Rule #1 for High Performing Salespeople

 In Featured, Industry News

Whether you are already a top-performing salesperson or you have the ambition of becoming one this is the #1 choice you have to make:

Pick the right employer!

So what is the “right” employer?

Great salespeople understand that they can only become and remain successful if they always have a solid pipeline of projects in various maturity stages. They also understand that for each project approaching the final closing stage they need a couple of backups if events outside their control should kick in.

How do they achieve that?

Revenue generation is a team sport

Revenue generation is always a team sport. Which position do you play on the team? Salespeople are by definition the Ronaldos, the Messis, and the Schumachers. Your job is scoring and assisting in scoring goals or driving faster than your competitors. Winning customers requires support and assistance from your teammates, but you cannot do their jobs, and you are not responsible for their performance.

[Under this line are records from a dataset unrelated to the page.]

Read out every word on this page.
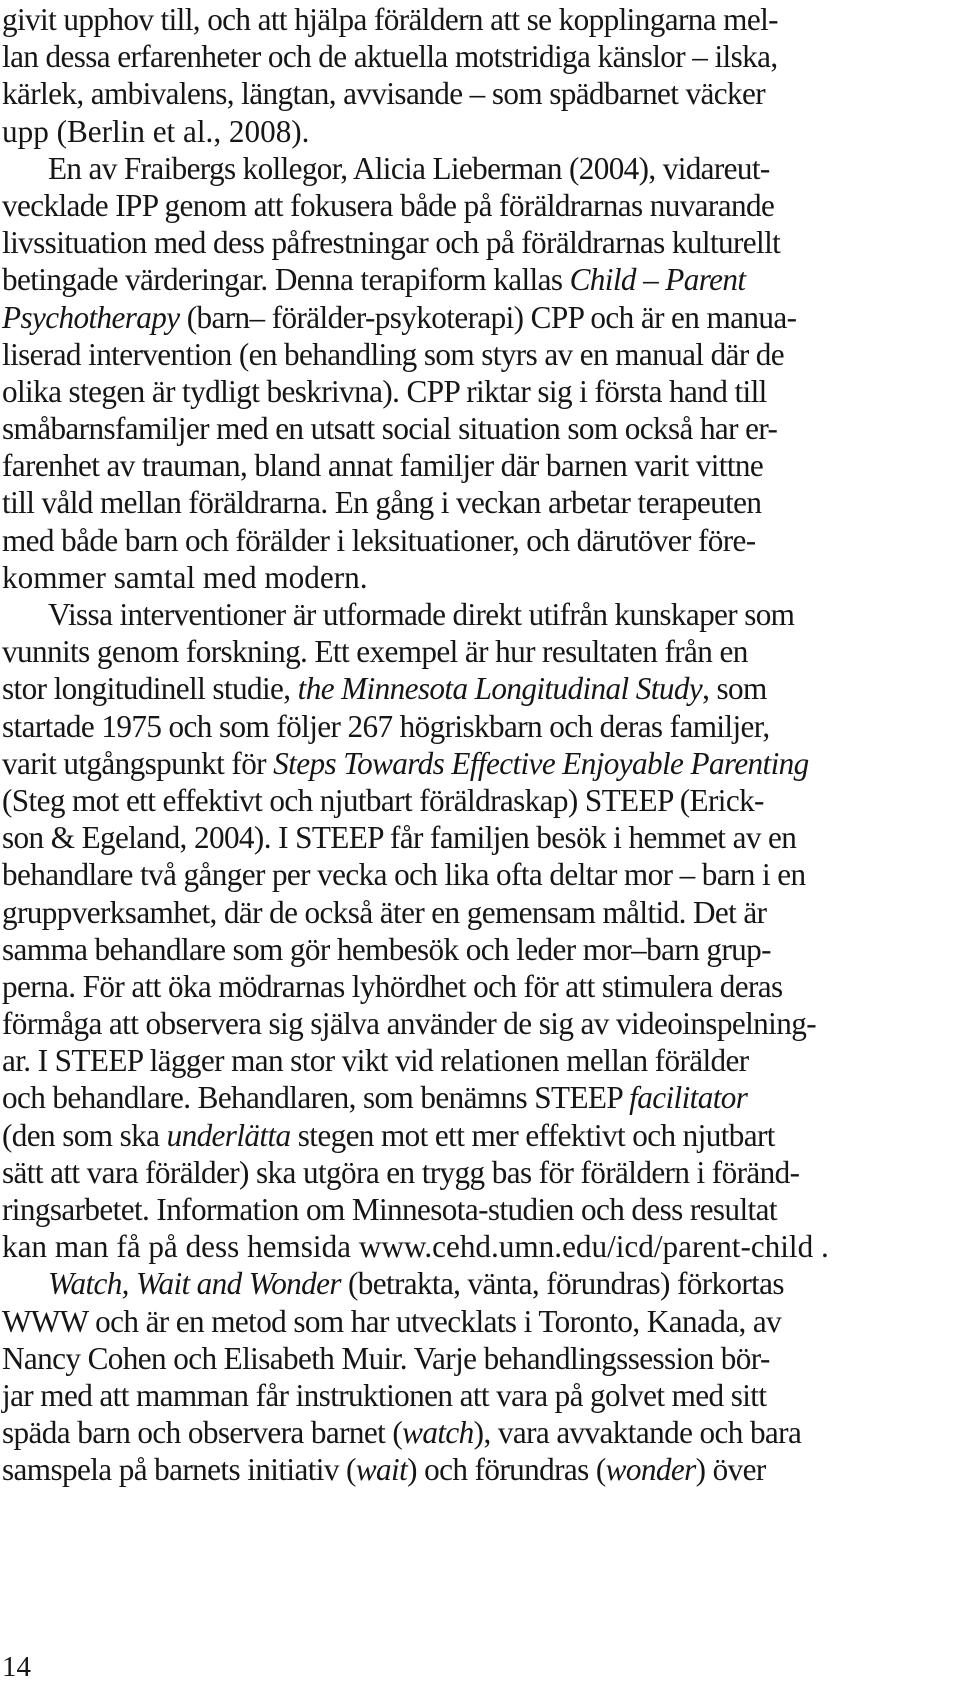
givit upphov till, och att hjälpa föräldern att se kopplingarna mel-
lan dessa erfarenheter och de aktuella motstridiga känslor – ilska,
kärlek, ambivalens, längtan, avvisande – som spädbarnet väcker
upp (Berlin et al., 2008).
En av Fraibergs kollegor, Alicia Lieberman (2004), vidareut-
vecklade IPP genom att fokusera både på föräldrarnas nuvarande
livssituation med dess påfrestningar och på föräldrarnas kulturellt
betingade värderingar. Denna terapiform kallas Child – Parent
Psychotherapy (barn– förälder-psykoterapi) CPP och är en manua-
liserad intervention (en behandling som styrs av en manual där de
olika stegen är tydligt beskrivna). CPP riktar sig i första hand till
småbarnsfamiljer med en utsatt social situation som också har er-
farenhet av trauman, bland annat familjer där barnen varit vittne
till våld mellan föräldrarna. En gång i veckan arbetar terapeuten
med både barn och förälder i leksituationer, och därutöver före-
kommer samtal med modern.
Vissa interventioner är utformade direkt utifrån kunskaper som
vunnits genom forskning. Ett exempel är hur resultaten från en
stor longitudinell studie, the Minnesota Longitudinal Study, som
startade 1975 och som följer 267 högriskbarn och deras familjer,
varit utgångspunkt för Steps Towards Effective Enjoyable Parenting
(Steg mot ett effektivt och njutbart föräldraskap) STEEP (Erick-
son & Egeland, 2004). I STEEP får familjen besök i hemmet av en
behandlare två gånger per vecka och lika ofta deltar mor – barn i en
gruppverksamhet, där de också äter en gemensam måltid. Det är
samma behandlare som gör hembesök och leder mor–barn grup-
perna. För att öka mödrarnas lyhördhet och för att stimulera deras
förmåga att observera sig själva använder de sig av videoinspelning-
ar. I STEEP lägger man stor vikt vid relationen mellan förälder
och behandlare. Behandlaren, som benämns STEEP facilitator
(den som ska underlätta stegen mot ett mer effektivt och njutbart
sätt att vara förälder) ska utgöra en trygg bas för föräldern i föränd-
ringsarbetet. Information om Minnesota-studien och dess resultat
kan man få på dess hemsida www.cehd.umn.edu/icd/parent-child .
Watch, Wait and Wonder (betrakta, vänta, förundras) förkortas
WWW och är en metod som har utvecklats i Toronto, Kanada, av
Nancy Cohen och Elisabeth Muir. Varje behandlingssession bör-
jar med att mamman får instruktionen att vara på golvet med sitt
späda barn och observera barnet (watch), vara avvaktande och bara
samspela på barnets initiativ (wait) och förundras (wonder) över
14
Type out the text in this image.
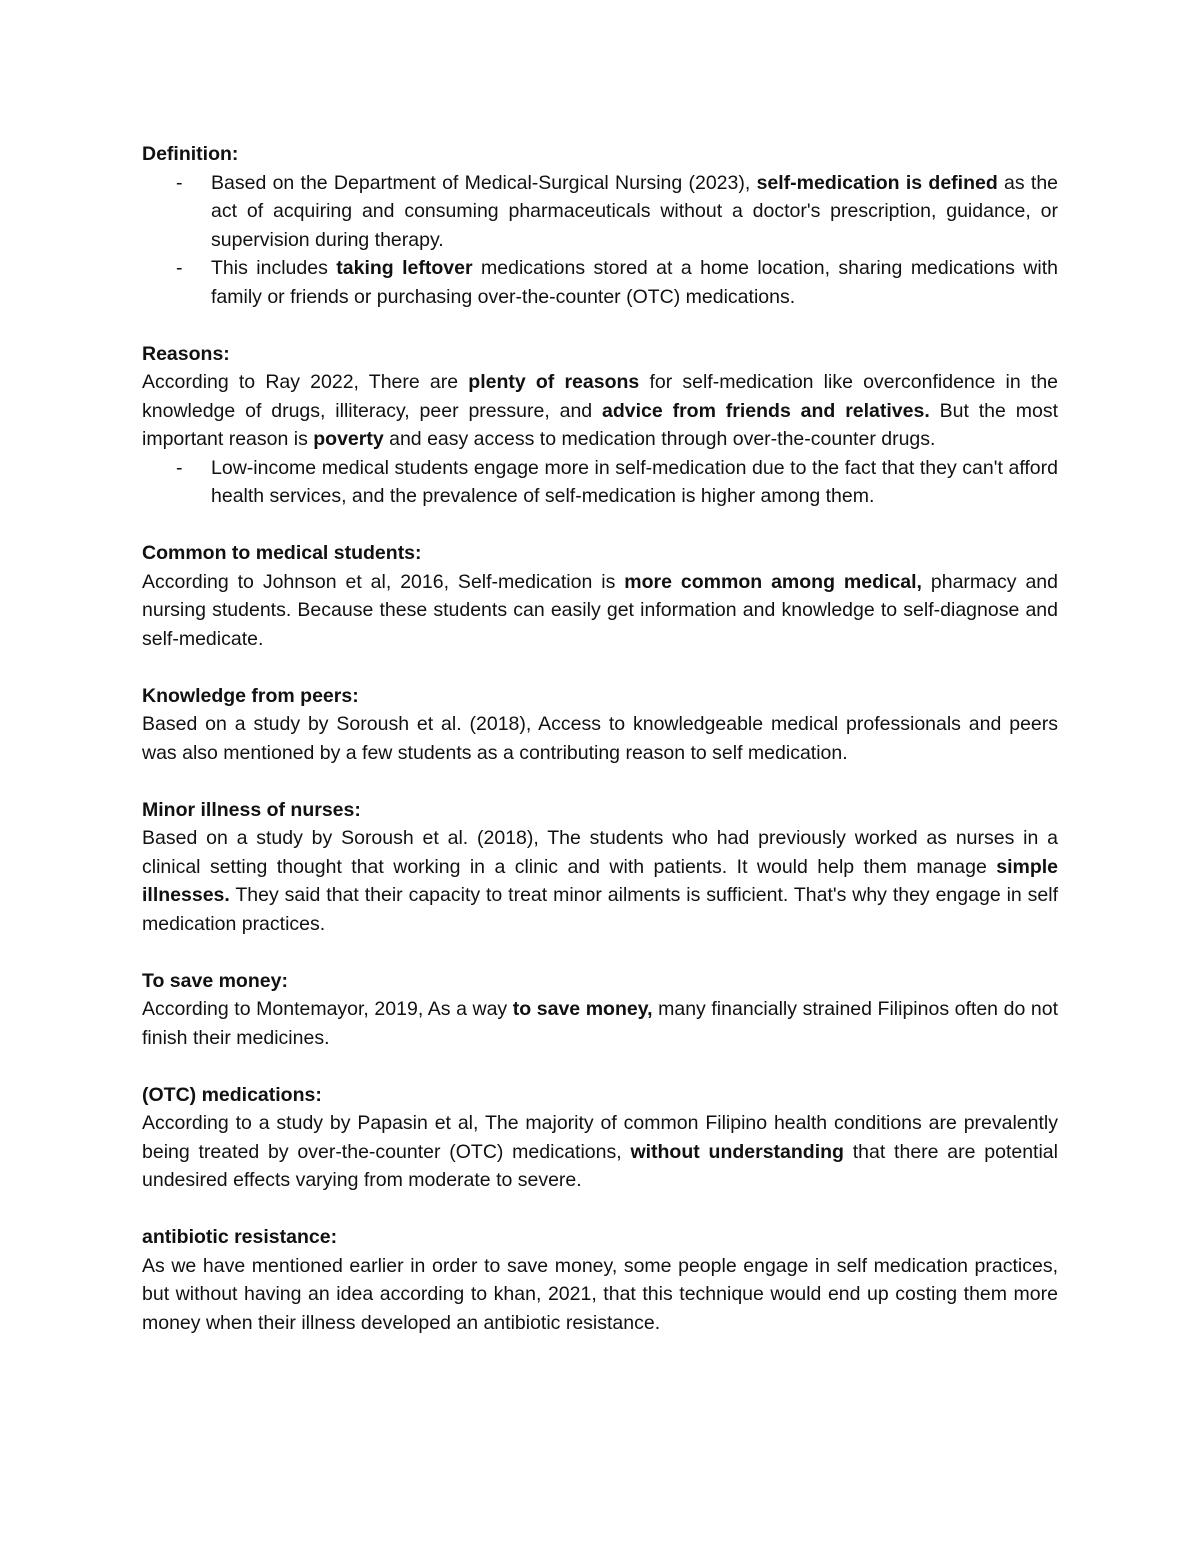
Definition:

- Based on the Department of Medical-Surgical Nursing (2023), self-medication is defined as the act of acquiring and consuming pharmaceuticals without a doctor's prescription, guidance, or supervision during therapy.
- This includes taking leftover medications stored at a home location, sharing medications with family or friends or purchasing over-the-counter (OTC) medications.

Reasons:

According to Ray 2022, There are plenty of reasons for self-medication like overconfidence in the knowledge of drugs, illiteracy, peer pressure, and advice from friends and relatives. But the most important reason is poverty and easy access to medication through over-the-counter drugs.

- Low-income medical students engage more in self-medication due to the fact that they can't afford health services, and the prevalence of self-medication is higher among them.

Common to medical students:

According to Johnson et al, 2016, Self-medication is more common among medical, pharmacy and nursing students. Because these students can easily get information and knowledge to self-diagnose and self-medicate.

Knowledge from peers:

Based on a study by Soroush et al. (2018), Access to knowledgeable medical professionals and peers was also mentioned by a few students as a contributing reason to self medication.

Minor illness of nurses:

Based on a study by Soroush et al. (2018), The students who had previously worked as nurses in a clinical setting thought that working in a clinic and with patients. It would help them manage simple illnesses. They said that their capacity to treat minor ailments is sufficient. That's why they engage in self medication practices.

To save money:

According to Montemayor, 2019, As a way to save money, many financially strained Filipinos often do not finish their medicines.

(OTC) medications:

According to a study by Papasin et al, The majority of common Filipino health conditions are prevalently being treated by over-the-counter (OTC) medications, without understanding that there are potential undesired effects varying from moderate to severe.

antibiotic resistance:

As we have mentioned earlier in order to save money, some people engage in self medication practices, but without having an idea according to khan, 2021, that this technique would end up costing them more money when their illness developed an antibiotic resistance.
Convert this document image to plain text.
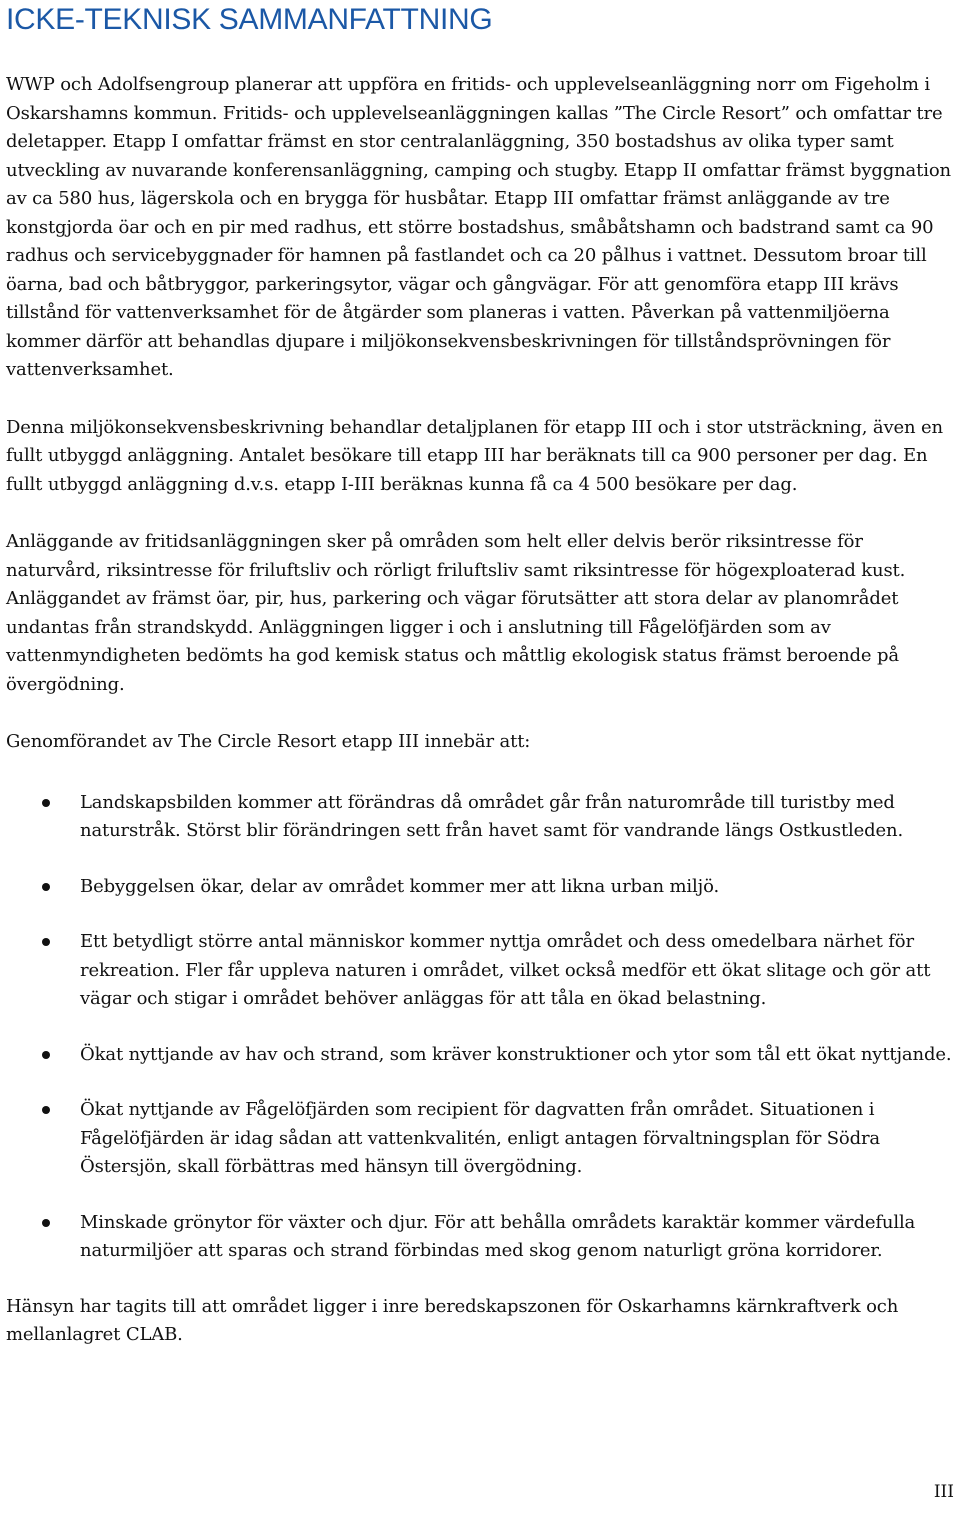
ICKE-TEKNISK SAMMANFATTNING

WWP och Adolfsengroup planerar att uppföra en fritids- och upplevelseanläggning norr om Figeholm i Oskarshamns kommun. Fritids- och upplevelseanläggningen kallas ”The Circle Resort” och omfattar tre deletapper. Etapp I omfattar främst en stor centralanläggning, 350 bostadshus av olika typer samt utveckling av nuvarande konferensanläggning, camping och stugby. Etapp II omfattar främst byggnation av ca 580 hus, lägerskola och en brygga för husbåtar. Etapp III omfattar främst anläggande av tre konstgjorda öar och en pir med radhus, ett större bostadshus, småbåtshamn och badstrand samt ca 90 radhus och servicebyggnader för hamnen på fastlandet och ca 20 pålhus i vattnet. Dessutom broar till öarna, bad och båtbryggor, parkeringsytor, vägar och gångvägar. För att genomföra etapp III krävs tillstånd för vattenverksamhet för de åtgärder som planeras i vatten. Påverkan på vattenmiljöerna kommer därför att behandlas djupare i miljökonsekvensbeskrivningen för tillståndsprövningen för vattenverksamhet.

Denna miljökonsekvensbeskrivning behandlar detaljplanen för etapp III och i stor utsträckning, även en fullt utbyggd anläggning. Antalet besökare till etapp III har beräknats till ca 900 personer per dag. En fullt utbyggd anläggning d.v.s. etapp I-III beräknas kunna få ca 4 500 besökare per dag.

Anläggande av fritidsanläggningen sker på områden som helt eller delvis berör riksintresse för naturvård, riksintresse för friluftsliv och rörligt friluftsliv samt riksintresse för högexploaterad kust. Anläggandet av främst öar, pir, hus, parkering och vägar förutsätter att stora delar av planområdet undantas från strandskydd. Anläggningen ligger i och i anslutning till Fågelöfjärden som av vattenmyndigheten bedömts ha god kemisk status och måttlig ekologisk status främst beroende på övergödning.

Genomförandet av The Circle Resort etapp III innebär att:

Landskapsbilden kommer att förändras då området går från naturområde till turistby med naturstråk. Störst blir förändringen sett från havet samt för vandrande längs Ostkustleden.
Bebyggelsen ökar, delar av området kommer mer att likna urban miljö.
Ett betydligt större antal människor kommer nyttja området och dess omedelbara närhet för rekreation. Fler får uppleva naturen i området, vilket också medför ett ökat slitage och gör att vägar och stigar i området behöver anläggas för att tåla en ökad belastning.
Ökat nyttjande av hav och strand, som kräver konstruktioner och ytor som tål ett ökat nyttjande.
Ökat nyttjande av Fågelöfjärden som recipient för dagvatten från området. Situationen i Fågelöfjärden är idag sådan att vattenkvalitén, enligt antagen förvaltningsplan för Södra Östersjön, skall förbättras med hänsyn till övergödning.
Minskade grönytor för växter och djur. För att behålla områdets karaktär kommer värdefulla naturmiljöer att sparas och strand förbindas med skog genom naturligt gröna korridorer.

Hänsyn har tagits till att området ligger i inre beredskapszonen för Oskarhamns kärnkraftverk och mellanlagret CLAB.

III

If you are or have the potential to become a great salesperson, then you want to make sure that you work for a company that understands the importance of the team approach and that will give you the best support available.

The ten characteristics of great employers

Therefore, the first job required of a great salesperson is choosing her employer. Great salespeople have many options, so why shouldn’t they carefully consider where they have the best opportunities for becoming repetitively successful? Making the choice of employer entails several parameters of which I will highlight the top 10:

  1. The employer has a clear and powerful value proposition, but there is still a need for salespeople to facilitate the customer journeys and ensure that we get the best projects and the competitors get the lousy projects. The products still don’t sell themselves. Companies performing better than their own expectations don’t see a need for having great (and expensive) salespeople.
  2. The employer is prepared to invest in the training of the salesperson and understands that it takes time and effort to become familiar with the customer’s challenges and the solutions that the company provides.
  3. The employer provides support for the various stages of the revenue generation process and doesn’t expect the salesperson to fight like a lone wolf.
  4. The employer has a culture allowing the salesperson a free hand within a well-defined revenue generation process.
  5. The employer sets realistic expectations and provides generous payment for over performance.
  6. The employer is known for investing in the ongoing training of its staff to ensure that the position as the leader in the market is maintained.
  7. The employer understands the importance of professional revenue generation people and also provides a career path for those who do not seek people-management positions.
  8. The employer displays genuine professionalism in the hiring process and understands that she needs the salesperson more than vice versa.
  9. The employer is prepared to pay a transfer fee or signup bonus and there is a realistic grace period on a reasonable fixed salary while the salesperson is learning and building the pipeline.
  10. The personal chemistry between you and your sales manager is excellent.

If some of these conditions change, then it might be time to leave the company and find another home where the conditions for being great are in place.